The immediate reaction on Wall Street to last month’s U.S. Supreme Court ruling upholding President Obama’s health care law was to buy hospital stocks and dump health insurance stocks. But at least one analyst expects the long-term outcome to be exactly opposite of that.
Sheryl Skolnick, co-head of research at CRT Capital Group LLC, thinks hospitals face as much or more financial risk as health insurers under Obama’s Patient Protection and Affordable Care Act.
“The hospitals may end up paying for the poorest and sickest of today’s uninsured anyway AND see cuts in Medicare and Medicaid on top of that,” Skolnick wrote in a June 29 note to investors.
She added, “While not immune, health plans, who have already been whacked by nasty regulations imposed by reform, have generally shown the ability to generate strong cash flows in spite of those new limits on margins and profits, while the worst may be yet to come for the hospitals.”
Skolnick’s analysis rests on several risks she sees as likely, although others have discounted them.
First, several states may choose not to expand their Medicaid programs as called for by Obama’s health law. That’s because the Supreme Court ruling said the Obama administration could not threaten them even with removing their current Medicaid funding if they refuse to expand coverage to adults up to 133 percent of the federal poverty limit.
Already, Republican governors in Florida and Texas have said they will not expand their states’ Medicaid programs. Governors in Louisiana, Mississippi and South Carolina have hinted they might do the same.
Indiana Gov. Mitch Daniels has said he’ll leave the decision to his successor, who will be elected in November. The lack of a Medicaid expansion here could leave hospitals without nearly 250,000 newly insured customers they were expecting from health care reform.
But hospitals have already agreed to absorb $155 billion in reimbursement cuts in the federal Medicare program for seniors—the nation’s largest health insurance program. And Skolnick sees cuts to that program only getting deeper amid the budget and political fights in Washington, no matter who wins in the coming election.
If Republicans retake the White House and the Senate, they likely won’t repeal Obama's health law, but they are likely to de-fund it, Skolnick wrote. On top of that, House Republicans have twice passed a budget that includes deep cuts to the federal Medicare program.
“In other words, the Republicans are no friends of providers, in our view, and the election risk is likely to be meaningfully negative for the hospitals in particular,” Skolnick wrote. “Even in the absence of a GOP sweep,” she added, “the Democrats haven’t exactly been friends of Medicare, either.”

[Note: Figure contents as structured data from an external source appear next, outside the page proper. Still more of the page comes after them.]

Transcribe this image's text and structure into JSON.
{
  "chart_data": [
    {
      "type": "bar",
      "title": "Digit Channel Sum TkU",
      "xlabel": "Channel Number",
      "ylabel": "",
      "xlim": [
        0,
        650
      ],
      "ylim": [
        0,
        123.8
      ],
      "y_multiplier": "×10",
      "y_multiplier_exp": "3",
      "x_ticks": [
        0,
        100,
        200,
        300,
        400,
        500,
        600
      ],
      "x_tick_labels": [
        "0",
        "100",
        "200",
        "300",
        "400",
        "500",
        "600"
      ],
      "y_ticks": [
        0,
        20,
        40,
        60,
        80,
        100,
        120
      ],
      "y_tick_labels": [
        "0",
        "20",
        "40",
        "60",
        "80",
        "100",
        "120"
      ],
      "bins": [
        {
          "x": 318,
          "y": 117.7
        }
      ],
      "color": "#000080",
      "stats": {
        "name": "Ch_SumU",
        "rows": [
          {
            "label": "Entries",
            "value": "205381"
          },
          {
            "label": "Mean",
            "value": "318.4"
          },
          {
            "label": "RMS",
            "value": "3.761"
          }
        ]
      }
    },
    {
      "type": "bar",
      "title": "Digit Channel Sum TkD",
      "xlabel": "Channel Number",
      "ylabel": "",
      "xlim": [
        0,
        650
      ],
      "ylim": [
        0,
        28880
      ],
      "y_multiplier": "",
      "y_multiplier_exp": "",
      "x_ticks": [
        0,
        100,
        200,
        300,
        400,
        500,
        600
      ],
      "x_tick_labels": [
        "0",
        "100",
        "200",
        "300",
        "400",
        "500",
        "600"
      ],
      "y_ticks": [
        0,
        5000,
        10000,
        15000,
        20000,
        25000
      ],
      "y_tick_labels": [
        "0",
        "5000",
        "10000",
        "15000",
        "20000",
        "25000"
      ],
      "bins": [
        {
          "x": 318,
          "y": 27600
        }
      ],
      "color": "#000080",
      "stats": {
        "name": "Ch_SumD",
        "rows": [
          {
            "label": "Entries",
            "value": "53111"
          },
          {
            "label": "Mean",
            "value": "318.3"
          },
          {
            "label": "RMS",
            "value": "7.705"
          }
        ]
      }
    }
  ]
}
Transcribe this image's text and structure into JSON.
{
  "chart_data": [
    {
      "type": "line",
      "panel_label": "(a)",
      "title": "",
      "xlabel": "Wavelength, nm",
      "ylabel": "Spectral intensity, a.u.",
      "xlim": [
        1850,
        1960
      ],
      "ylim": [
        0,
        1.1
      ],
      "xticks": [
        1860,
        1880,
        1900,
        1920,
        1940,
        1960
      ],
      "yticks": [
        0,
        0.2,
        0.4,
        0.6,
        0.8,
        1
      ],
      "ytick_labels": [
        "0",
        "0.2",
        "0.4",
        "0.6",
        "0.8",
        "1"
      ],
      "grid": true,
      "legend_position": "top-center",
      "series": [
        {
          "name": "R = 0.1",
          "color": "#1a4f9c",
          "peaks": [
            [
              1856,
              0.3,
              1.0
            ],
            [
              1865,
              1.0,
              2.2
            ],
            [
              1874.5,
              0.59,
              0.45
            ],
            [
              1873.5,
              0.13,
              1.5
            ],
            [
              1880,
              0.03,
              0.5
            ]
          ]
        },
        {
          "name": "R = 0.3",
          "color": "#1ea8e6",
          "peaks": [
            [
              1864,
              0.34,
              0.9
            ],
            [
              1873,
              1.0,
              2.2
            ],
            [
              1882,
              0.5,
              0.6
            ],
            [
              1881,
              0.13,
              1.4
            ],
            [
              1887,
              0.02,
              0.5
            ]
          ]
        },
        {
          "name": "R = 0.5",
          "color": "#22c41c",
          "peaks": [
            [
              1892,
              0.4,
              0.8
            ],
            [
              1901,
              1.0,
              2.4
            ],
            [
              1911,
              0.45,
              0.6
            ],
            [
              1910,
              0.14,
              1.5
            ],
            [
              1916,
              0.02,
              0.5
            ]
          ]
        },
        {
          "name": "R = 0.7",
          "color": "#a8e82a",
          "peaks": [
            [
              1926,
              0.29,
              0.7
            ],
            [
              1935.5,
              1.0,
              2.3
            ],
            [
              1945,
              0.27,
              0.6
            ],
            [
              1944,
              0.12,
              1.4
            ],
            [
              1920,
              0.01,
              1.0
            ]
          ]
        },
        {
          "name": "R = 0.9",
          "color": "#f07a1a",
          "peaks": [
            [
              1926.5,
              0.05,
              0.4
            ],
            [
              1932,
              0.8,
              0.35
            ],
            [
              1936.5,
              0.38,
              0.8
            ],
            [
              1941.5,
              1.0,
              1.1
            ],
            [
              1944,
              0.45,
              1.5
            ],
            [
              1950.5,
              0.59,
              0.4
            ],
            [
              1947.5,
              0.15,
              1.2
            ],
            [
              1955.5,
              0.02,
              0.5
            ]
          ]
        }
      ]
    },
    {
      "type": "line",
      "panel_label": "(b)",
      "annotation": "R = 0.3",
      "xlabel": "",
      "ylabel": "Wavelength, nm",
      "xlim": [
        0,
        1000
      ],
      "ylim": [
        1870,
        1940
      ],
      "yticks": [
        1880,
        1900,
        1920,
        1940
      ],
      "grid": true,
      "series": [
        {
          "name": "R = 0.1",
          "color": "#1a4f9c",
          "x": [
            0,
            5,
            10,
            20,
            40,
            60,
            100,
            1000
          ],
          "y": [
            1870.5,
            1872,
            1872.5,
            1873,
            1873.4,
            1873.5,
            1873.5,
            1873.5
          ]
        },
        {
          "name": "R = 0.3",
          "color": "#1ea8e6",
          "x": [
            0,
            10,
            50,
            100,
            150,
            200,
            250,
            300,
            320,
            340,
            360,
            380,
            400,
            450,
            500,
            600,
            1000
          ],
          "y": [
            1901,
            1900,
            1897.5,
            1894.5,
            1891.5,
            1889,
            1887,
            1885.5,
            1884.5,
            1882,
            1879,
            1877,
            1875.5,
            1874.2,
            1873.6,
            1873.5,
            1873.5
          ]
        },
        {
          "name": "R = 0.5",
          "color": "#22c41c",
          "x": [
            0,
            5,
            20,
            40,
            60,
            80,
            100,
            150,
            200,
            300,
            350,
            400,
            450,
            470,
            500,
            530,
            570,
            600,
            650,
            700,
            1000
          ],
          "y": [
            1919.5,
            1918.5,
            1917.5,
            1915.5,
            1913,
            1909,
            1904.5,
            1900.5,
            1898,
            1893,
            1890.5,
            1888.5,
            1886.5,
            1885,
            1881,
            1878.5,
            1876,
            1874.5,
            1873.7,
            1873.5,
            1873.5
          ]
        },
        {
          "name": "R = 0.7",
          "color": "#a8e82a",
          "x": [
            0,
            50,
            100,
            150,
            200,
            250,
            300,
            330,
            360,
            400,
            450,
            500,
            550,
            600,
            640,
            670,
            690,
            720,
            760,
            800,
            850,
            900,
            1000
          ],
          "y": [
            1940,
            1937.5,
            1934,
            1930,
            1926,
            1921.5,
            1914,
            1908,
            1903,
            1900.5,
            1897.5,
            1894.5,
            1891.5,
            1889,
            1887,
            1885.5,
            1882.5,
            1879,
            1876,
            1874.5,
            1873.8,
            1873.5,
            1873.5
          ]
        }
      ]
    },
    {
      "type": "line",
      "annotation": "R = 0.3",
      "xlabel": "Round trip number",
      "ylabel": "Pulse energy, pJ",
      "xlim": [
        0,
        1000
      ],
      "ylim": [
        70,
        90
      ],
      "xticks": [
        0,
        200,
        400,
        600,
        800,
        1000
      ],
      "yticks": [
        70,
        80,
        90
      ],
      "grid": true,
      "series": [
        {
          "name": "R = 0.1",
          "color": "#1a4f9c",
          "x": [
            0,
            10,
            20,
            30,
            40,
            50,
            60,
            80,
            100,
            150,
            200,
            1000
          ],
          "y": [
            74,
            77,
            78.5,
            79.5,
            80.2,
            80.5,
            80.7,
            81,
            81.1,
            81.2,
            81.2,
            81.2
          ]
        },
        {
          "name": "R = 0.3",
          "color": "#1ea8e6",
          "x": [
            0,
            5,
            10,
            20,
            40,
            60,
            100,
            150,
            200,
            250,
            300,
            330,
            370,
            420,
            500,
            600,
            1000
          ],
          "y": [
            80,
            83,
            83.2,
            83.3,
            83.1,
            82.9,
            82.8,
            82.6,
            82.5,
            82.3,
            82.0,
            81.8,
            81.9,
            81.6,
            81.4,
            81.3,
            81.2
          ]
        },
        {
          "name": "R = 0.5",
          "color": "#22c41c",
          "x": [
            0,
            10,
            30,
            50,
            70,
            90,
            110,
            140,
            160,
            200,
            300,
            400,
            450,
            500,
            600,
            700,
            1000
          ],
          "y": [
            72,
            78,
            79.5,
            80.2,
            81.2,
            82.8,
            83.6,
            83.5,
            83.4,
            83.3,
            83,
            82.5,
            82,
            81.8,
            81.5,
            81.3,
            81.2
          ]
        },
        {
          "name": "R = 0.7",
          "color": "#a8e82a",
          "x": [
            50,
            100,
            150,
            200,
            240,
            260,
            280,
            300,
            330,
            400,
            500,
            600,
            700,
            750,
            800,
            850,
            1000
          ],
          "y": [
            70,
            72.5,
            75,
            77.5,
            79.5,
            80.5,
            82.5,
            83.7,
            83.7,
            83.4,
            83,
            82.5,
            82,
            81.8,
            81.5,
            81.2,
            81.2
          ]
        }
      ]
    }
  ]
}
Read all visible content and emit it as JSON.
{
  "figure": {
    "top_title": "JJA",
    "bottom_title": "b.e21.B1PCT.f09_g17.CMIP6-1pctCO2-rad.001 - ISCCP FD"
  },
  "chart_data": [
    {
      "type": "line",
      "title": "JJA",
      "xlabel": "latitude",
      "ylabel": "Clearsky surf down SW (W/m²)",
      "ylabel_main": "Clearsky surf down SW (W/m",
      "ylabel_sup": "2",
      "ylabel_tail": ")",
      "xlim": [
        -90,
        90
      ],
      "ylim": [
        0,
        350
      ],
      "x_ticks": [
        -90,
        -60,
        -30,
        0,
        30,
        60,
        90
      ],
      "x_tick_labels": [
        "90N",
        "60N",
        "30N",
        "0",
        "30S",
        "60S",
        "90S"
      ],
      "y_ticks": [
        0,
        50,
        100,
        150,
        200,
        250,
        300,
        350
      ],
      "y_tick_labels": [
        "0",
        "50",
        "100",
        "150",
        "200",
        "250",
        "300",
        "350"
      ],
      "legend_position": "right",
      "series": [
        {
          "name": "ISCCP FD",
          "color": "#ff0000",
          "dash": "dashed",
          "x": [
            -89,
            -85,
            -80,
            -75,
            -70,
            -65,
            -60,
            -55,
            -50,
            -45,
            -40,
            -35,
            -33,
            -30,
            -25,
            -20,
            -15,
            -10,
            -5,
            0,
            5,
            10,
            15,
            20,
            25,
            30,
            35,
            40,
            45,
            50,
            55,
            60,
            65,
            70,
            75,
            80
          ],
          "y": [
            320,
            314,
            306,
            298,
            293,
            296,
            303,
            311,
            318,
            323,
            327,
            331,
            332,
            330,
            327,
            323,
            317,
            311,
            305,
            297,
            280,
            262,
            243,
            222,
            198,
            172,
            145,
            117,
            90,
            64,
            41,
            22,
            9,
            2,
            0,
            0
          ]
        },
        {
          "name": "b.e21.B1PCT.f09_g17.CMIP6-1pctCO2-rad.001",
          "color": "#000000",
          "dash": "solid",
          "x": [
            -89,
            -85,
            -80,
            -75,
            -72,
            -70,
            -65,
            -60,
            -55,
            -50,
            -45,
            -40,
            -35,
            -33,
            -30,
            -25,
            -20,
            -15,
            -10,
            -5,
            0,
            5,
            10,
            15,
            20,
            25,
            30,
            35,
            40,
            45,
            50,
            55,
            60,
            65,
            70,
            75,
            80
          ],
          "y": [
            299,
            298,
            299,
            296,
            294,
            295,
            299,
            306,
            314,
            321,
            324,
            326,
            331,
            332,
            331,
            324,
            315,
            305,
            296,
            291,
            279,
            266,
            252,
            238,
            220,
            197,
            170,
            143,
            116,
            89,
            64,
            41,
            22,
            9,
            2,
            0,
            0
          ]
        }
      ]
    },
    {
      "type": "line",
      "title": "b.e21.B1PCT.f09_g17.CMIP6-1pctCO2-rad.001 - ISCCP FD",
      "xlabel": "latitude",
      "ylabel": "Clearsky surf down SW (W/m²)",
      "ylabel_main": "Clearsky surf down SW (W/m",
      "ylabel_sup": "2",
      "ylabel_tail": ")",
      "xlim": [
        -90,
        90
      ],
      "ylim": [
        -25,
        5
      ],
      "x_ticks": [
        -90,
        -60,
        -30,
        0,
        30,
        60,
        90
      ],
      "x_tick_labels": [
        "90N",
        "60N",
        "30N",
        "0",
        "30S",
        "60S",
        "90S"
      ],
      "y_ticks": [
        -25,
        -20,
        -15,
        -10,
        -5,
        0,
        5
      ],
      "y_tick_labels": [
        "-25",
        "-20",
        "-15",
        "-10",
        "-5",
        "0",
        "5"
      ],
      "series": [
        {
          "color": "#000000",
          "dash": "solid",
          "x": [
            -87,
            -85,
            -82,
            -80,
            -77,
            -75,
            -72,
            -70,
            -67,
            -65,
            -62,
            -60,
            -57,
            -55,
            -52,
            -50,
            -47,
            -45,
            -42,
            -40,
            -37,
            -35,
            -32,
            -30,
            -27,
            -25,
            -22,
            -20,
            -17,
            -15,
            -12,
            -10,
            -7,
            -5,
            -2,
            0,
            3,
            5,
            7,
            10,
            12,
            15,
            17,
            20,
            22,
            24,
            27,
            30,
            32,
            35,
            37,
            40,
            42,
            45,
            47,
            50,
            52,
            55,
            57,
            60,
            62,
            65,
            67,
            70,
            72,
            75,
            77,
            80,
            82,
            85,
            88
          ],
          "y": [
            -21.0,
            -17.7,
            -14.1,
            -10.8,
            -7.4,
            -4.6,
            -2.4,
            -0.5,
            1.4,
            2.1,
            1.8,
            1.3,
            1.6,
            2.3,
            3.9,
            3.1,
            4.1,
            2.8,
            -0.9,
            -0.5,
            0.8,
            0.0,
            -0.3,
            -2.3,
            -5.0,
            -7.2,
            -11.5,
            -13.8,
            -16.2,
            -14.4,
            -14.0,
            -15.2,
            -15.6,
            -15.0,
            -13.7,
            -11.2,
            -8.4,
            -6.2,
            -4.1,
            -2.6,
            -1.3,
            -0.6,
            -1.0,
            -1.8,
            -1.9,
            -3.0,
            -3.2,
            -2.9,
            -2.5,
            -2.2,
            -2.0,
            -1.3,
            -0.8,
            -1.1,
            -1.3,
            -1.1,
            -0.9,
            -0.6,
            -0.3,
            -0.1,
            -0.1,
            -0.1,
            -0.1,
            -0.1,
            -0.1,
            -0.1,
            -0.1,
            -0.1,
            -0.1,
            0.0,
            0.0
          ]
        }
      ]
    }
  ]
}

Hospitals were also counting on seeing more insured patients as a result of the Obama health law's subsidies to help individuals buy private insurance.
Health insurance investors are nervous that new rules imposed by health care reform will squeeze profits at such companies as Indianapolis-based WellPoint Inc. Its stock fell nearly 14 percent after the Supreme Court ruling and has only recovered about 4 percent since then.
Health insurance investors are also concerned that the small taxes that will be assessed to enforce the “individual mandate” that all Americans obtain health insurance will prove ineffective. That will mean they are required to cover sick patients they formally rejected for having pre-existing conditions, while healthy patients still go without insurance.
Such a scenario could force health insurers to offer hospitals reimbursement rates that are smaller than they have been, lessening the hospitals’ ability to offset the low payments they get from Medicare and Medicaid.
“The trick to reform working for the hospitals is the conversion of no-pay to paying heads in the beds AND volume expansion from demand by the newly insured to offset the cuts imposed to pay for it,” she wrote. “But that expansion has to happen at rates that are profitable to the hospitals and there is still no guarantee of that.”